Javimetal: Obviando a los Swans (que este año había que verlos, aunque nunca antes hubieses reparado en un grupo con 30 años de trayectoria), que al parecer han provocado un aplauso unánime, los triunfadores de esta primera noche son, más por omisión del resto de participantes que por una actuación espectacular, los británicos The Vaccines. Aunque podría ser que a última hora entrasen adolescentes exclusviamente para su concierto (y lo dudo mucho), resulta simpático comprobar cómo el mayoritario hieratismo previo del público se transformó en saltos, manos arriba y estribillos con el grupo más accesible, facilón y, probablemente, fibero de todo el cartel. La falta de pretensiones y la vocación de entretenedores bien entendida (“sé que tengo canciones directas y adictivas, y por eso te las voy a servir rápidas y calientes, aunque no estén bien rematadas”). Poco importó que la voz no llevase el hilo conductor o que exista un gradiente evidente entre cómo ha calado el primer disco y el segundo en el público; su falta de pretensiones y su priorización de las canciones por delante de la “reputación” de la banda hicieron disfrutar a la mayoría del aforo durante una hora y supusieron el cierre más entusiasta posible para una jornada decepcionante más por la puesta en escena y lo extramusical que lo que, a priori, hacía suponer el cartel. 7,5.
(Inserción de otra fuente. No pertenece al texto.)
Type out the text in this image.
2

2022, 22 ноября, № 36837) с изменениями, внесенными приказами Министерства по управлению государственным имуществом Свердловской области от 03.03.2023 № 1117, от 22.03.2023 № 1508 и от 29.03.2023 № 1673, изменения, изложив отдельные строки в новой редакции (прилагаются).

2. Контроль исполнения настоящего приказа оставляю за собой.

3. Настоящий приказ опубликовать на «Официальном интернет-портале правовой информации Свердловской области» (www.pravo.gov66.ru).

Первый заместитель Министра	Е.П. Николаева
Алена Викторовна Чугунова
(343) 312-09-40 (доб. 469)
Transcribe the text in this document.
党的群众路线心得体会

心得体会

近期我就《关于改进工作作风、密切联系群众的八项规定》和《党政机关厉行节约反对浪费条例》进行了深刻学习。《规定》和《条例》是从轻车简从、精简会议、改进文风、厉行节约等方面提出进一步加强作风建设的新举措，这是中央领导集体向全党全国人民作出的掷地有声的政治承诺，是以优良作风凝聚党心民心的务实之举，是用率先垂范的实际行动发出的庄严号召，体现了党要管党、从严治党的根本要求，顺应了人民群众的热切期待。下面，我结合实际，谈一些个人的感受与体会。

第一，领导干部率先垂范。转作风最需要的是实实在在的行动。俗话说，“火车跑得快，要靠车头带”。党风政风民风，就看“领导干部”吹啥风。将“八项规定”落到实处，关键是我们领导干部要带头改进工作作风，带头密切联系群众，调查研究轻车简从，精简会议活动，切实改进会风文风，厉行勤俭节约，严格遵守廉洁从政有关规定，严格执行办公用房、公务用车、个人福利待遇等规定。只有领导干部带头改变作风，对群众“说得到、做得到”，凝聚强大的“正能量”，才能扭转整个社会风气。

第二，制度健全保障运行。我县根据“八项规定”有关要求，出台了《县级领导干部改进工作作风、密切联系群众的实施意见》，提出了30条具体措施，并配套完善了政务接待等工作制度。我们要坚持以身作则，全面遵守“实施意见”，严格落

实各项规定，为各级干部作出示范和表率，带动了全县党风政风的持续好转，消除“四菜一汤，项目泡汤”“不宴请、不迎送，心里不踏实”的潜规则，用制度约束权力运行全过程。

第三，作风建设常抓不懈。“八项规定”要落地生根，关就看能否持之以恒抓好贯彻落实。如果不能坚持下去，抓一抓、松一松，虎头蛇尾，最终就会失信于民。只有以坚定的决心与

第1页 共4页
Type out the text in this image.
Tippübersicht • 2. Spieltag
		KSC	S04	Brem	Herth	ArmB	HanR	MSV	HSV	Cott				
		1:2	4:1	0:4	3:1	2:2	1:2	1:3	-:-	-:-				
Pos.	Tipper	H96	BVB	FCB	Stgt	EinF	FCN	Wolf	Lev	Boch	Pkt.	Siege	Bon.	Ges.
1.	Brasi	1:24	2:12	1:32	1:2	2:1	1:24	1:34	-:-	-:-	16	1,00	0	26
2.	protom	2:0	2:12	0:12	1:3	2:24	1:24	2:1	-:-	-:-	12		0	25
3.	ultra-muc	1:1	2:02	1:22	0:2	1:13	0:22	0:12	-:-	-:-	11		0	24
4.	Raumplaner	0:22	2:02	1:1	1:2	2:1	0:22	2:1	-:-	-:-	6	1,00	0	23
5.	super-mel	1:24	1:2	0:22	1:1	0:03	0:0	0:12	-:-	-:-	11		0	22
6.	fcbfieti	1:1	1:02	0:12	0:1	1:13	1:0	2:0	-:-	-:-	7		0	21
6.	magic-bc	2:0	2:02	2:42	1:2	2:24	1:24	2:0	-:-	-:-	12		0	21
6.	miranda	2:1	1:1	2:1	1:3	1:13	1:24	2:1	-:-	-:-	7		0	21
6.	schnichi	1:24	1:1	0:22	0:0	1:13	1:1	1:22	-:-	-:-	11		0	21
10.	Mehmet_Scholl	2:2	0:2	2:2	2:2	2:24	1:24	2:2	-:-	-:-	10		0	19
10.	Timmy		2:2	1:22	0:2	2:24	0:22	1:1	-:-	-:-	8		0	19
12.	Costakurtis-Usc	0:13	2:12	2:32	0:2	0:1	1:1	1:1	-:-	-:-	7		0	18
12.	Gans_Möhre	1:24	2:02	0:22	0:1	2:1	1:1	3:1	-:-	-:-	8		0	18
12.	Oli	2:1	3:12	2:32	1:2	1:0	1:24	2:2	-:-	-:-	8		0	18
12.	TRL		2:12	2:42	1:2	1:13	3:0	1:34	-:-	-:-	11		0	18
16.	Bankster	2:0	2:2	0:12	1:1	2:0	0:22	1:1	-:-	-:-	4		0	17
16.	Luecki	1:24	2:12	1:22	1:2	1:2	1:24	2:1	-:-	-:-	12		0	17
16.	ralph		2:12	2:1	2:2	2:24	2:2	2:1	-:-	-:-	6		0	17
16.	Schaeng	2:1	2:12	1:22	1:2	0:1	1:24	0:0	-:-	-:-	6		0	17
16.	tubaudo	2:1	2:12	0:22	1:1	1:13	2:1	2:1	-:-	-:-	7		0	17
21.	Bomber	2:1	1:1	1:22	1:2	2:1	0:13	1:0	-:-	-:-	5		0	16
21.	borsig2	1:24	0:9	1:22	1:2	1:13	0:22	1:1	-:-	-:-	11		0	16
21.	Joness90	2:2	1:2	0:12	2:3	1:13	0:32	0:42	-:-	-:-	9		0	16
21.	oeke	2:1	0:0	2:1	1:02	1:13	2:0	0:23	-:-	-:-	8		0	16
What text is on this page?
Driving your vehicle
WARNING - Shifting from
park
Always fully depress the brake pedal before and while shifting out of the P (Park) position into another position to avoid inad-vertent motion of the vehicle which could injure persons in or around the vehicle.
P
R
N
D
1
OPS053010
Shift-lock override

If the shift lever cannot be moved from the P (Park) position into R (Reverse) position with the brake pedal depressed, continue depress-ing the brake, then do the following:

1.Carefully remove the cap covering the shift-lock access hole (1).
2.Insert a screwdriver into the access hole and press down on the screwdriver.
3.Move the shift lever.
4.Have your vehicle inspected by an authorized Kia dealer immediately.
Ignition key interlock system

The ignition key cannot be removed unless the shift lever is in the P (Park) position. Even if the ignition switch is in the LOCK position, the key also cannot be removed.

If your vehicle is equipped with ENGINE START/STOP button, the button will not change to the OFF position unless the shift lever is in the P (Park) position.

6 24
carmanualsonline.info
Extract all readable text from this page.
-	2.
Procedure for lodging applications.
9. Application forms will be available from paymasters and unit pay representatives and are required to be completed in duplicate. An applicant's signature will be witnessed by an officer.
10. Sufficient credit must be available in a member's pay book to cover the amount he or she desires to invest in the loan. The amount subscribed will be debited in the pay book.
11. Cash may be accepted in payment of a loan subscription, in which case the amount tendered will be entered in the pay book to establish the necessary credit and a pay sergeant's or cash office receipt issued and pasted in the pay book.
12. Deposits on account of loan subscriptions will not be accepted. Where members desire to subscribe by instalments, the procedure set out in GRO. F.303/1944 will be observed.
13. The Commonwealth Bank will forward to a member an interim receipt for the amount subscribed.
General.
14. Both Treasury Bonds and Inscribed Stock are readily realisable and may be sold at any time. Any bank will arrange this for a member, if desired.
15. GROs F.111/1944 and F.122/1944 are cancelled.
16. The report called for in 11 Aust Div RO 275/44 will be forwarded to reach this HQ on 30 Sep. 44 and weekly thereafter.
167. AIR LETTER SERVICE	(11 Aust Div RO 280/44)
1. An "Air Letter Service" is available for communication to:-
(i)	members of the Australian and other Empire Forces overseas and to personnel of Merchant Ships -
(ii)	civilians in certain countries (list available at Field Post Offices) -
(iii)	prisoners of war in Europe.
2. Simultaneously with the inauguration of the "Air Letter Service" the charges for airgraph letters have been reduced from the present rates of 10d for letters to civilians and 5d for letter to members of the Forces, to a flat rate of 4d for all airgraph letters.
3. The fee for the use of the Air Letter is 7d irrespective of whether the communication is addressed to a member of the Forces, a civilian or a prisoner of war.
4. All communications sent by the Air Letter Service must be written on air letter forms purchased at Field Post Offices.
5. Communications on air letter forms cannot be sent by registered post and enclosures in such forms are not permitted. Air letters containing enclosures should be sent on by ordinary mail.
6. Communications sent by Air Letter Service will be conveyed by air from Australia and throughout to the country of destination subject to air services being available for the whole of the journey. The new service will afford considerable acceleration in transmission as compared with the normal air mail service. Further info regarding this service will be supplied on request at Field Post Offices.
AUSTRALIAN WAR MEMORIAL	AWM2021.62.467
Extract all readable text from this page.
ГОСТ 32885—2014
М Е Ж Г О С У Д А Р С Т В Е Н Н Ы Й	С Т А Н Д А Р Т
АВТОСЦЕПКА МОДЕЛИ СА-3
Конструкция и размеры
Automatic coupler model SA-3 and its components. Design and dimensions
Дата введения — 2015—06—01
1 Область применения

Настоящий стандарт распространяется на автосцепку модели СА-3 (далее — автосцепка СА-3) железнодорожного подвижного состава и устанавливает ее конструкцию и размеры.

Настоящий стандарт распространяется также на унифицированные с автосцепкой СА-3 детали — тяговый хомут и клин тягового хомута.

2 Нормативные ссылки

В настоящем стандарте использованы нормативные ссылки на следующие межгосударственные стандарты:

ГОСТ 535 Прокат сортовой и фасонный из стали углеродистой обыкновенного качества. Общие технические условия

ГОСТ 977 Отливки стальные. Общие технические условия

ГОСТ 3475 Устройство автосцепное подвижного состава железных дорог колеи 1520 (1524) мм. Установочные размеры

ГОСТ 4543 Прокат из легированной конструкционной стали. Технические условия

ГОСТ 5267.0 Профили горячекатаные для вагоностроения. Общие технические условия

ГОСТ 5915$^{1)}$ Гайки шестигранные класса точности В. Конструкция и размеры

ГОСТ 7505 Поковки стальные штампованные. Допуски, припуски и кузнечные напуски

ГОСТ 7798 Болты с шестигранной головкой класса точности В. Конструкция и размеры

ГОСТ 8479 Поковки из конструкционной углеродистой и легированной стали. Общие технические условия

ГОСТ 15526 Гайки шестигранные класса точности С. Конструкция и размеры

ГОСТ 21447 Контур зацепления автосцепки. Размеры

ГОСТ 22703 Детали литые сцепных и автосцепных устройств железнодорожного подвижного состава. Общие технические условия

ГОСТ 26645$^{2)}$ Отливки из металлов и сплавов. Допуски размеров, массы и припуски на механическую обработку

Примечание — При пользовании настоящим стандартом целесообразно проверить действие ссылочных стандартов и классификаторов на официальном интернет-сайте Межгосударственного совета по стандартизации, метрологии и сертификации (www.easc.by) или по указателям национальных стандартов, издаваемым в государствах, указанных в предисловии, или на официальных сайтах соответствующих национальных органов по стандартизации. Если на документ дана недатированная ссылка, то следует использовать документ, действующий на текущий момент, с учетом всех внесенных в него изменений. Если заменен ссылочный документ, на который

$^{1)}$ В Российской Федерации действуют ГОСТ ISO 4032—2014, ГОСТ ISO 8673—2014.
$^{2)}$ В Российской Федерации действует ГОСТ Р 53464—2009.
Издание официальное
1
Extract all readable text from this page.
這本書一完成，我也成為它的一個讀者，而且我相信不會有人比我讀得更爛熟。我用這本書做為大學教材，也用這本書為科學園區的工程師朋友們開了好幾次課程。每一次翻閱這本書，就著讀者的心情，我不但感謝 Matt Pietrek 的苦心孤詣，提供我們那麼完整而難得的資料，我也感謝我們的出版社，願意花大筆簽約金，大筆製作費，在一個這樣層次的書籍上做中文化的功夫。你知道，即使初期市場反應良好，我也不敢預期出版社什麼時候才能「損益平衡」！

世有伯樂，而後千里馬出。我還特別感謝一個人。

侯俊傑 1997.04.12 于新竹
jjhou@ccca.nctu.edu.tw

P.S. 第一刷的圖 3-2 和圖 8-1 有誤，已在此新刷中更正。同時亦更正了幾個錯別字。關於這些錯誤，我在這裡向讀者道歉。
Natxo Sobrado: The Vaccines no han sido nada del otro mundo desde que empezaron, así que no esperaba gran cosa de ellos pero sí diversión que es lo que al menos sí saben ofrecer. El año pasado se sacaron dos discos majos, con What did you expect from The Vaccines? (2011, Columbia) a base de jitazos ricos pero este 2012 han debido decidir que ya se lo tenían que tomar de forma seria, hacer su disco más abuelo, ese que da igual porque tus fans se lo van a fumar de la misma forma y se pasan a un Pop-Rock-Folk aburridísimo en Come of Age (2012, Columbia); poneos ‘Aftershave Ocean’. Ellos, la vía directa de Ramones (ja) vía Strokes, Arctic Monkeys, Hives, Fratellis, Kings of Leon, Kooks, Kaiser Chiefs y demás clones británicos de estos días para vender a las niñas monas y a los niños que se quieren acercar a estas. Ellos que antes eran divertidos (el concierto que dieron en el DCode de 2011 lo fue), ellos que ayer fueron peor que los Kooks. 2.